Montclair Art Museum (MAM) announces two new exhibitions will open this fall, in addition to Color Riot! How Color Changed Navajo Textiles. All three exhibitions will open on September 12th. Museum members will be invited to an Exhibition Preview on September 11, 2021.
“I am very excited about the re-installation of our galleries with new and exciting work on view in almost all of our exhibition spaces. Taken together, this season’s exhibitions emphasize MAM’s many strengths – with historic and contemporary work by a diverse community of artists,” said Ira Wagner, Executive Director of Montclair Art Museum in a press release.
Transformed: Objects Reimagined by American Artists
September 11, 2021–January 8, 2023
“Take an object
Do something to it
Do something else to it.”
~ Jasper Johns, 1964
Inspired by the note Jasper Johns wrote to himself in his sketchbook in 1964, Transformed: Objects Reimagined by American Artists features more than 60 artworks from the Museum’s diverse collection from 1829 to the present in which artists take objects as their points of departure, transforming them to reflect their varied cultural backgrounds and viewpoints. This exhibition is organized thematically to represent these diverse perspectives including still lifes, alphabet letters as objects, urban and industrial motifs, found objects, collages, and constructions, as well as dolls and mannequins.

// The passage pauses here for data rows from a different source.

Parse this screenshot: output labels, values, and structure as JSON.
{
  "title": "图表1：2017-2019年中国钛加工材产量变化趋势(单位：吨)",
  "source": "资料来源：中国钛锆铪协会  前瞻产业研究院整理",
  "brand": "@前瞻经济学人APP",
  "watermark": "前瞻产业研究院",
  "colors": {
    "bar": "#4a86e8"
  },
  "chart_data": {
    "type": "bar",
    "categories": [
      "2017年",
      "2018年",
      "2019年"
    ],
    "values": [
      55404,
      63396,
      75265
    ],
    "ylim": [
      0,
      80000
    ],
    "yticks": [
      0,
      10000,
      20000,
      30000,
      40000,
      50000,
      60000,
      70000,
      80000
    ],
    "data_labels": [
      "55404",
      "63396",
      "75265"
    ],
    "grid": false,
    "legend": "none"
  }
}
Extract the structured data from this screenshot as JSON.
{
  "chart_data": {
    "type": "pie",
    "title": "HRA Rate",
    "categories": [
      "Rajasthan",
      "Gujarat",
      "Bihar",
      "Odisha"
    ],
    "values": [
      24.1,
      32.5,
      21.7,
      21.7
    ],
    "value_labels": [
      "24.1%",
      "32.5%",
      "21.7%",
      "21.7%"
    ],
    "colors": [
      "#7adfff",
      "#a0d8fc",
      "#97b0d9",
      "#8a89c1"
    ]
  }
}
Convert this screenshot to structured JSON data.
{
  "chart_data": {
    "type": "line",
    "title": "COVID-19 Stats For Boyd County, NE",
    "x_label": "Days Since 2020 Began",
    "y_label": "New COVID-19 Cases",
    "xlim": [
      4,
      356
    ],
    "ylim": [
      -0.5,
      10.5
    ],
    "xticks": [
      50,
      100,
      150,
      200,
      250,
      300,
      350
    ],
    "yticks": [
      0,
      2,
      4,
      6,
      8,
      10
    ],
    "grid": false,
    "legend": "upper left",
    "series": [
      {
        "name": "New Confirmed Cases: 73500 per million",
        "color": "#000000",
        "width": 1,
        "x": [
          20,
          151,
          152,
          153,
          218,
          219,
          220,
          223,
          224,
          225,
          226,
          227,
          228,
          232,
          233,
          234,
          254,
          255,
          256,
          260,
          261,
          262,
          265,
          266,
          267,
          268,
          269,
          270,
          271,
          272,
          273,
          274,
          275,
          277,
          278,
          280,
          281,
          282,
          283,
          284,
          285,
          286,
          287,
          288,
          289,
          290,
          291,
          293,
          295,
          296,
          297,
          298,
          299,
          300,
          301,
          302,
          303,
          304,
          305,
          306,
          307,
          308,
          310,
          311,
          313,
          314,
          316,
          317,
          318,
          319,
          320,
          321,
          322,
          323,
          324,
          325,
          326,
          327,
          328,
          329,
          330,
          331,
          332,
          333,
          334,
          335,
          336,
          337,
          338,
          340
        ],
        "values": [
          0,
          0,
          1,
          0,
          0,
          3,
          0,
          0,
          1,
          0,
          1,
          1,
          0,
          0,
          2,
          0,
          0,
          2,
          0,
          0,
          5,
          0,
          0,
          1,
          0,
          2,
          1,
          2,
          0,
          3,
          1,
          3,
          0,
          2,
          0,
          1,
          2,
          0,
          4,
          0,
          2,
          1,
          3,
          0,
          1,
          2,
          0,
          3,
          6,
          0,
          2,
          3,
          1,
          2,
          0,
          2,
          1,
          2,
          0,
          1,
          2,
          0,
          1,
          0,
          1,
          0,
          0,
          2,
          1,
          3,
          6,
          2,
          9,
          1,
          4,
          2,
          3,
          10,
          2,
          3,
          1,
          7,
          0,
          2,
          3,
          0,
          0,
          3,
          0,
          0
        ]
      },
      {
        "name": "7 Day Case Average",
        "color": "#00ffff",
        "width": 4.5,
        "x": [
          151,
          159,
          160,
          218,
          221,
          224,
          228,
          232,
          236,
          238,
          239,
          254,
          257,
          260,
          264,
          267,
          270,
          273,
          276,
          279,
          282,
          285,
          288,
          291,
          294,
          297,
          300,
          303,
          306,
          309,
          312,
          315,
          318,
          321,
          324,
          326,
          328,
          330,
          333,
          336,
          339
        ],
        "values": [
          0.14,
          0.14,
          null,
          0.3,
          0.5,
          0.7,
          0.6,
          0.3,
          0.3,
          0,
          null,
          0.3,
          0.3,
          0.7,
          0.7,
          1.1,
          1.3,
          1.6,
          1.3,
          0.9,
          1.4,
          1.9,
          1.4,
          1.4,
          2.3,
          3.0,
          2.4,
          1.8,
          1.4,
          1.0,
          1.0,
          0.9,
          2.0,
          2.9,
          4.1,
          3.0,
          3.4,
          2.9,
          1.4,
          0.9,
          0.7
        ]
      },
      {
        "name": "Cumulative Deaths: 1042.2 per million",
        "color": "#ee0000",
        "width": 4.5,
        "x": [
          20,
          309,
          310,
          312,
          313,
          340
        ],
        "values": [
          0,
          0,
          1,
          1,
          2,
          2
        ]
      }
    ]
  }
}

“Jasper Johns’s untitled work of 1983 inspired me to think about other American artists who also take objects as their creative points of departure and transform them—whether in a historic still life painting or an avant-garde construction of everyday found objects,” explains MAM’s Chief Curator Gail Stavitsky. “I also began thinking about how objects can be reflections of–or break with–society and cultural norms. They can function as indications of identity, as well as social and cultural values. All objects and things are imbued by us with potentially multiple and symbolic meanings beyond their appearances.”
Stavitsky adds, “The wide range of works on view in Transformed by artists from a variety of cultural backgrounds showcases the diversity of MAM’s collection and embraces the multifaceted aspects of contemporary American society.”
^ Smith, Jaune Quick-to-See (American, b. 1940) War Shirt, 1992
This exhibit will also feature works from Jaune Quick-to-Smith including a painting with collage elements, War Shirt (1992), which incorporates the letters and ironic language of advertising to explore racist stereotypes; and a newly acquired work by Sanford Biggers, BAM (Seated Warrior Queen), 2019.
Over time, this exhibition will itself transform with rotations of works that expand further upon its themes, the press release states.
By Our Own Hand: Frontline Arts in collaboration with Donna Bassin
September 11, 2021–August 14, 2022
^ Installation designed by Donna Bassin (2014) with Frontline Paper
Model created by Robert Pyzocha, Photographs by Steve Hellerstein
On view are approximately 800 sheets of handmade paper created from veterans’ uniforms and provided by Frontline Paper, an initiative of Frontline Arts. Inspired by the ancient practice of Tibetan prayer flags hung to mark an important and challenging occasion, By Our Own Hand refers to the toll of veteran deaths by their own hand as well as to the resiliency and creativity from transforming military uniforms into handmade paper, the press release explains.
“While the actual number of daily suicides among the veteran population has fluctuated between 17 and 22 per day since 2001, it consistently remains at a rate more than twice that of the rest of the population. The handmade paper workshops create a platform for veterans and non-veterans to come together and share stories, providing a new language, and much-needed discourse between veterans and society. In casual drop-in sessions, on college campuses, in community centers, at pop-up street corner workshops, and at VA and military hospitals, Frontline Paper artists teach the art of papermaking and printmaking to veterans of all service eras.”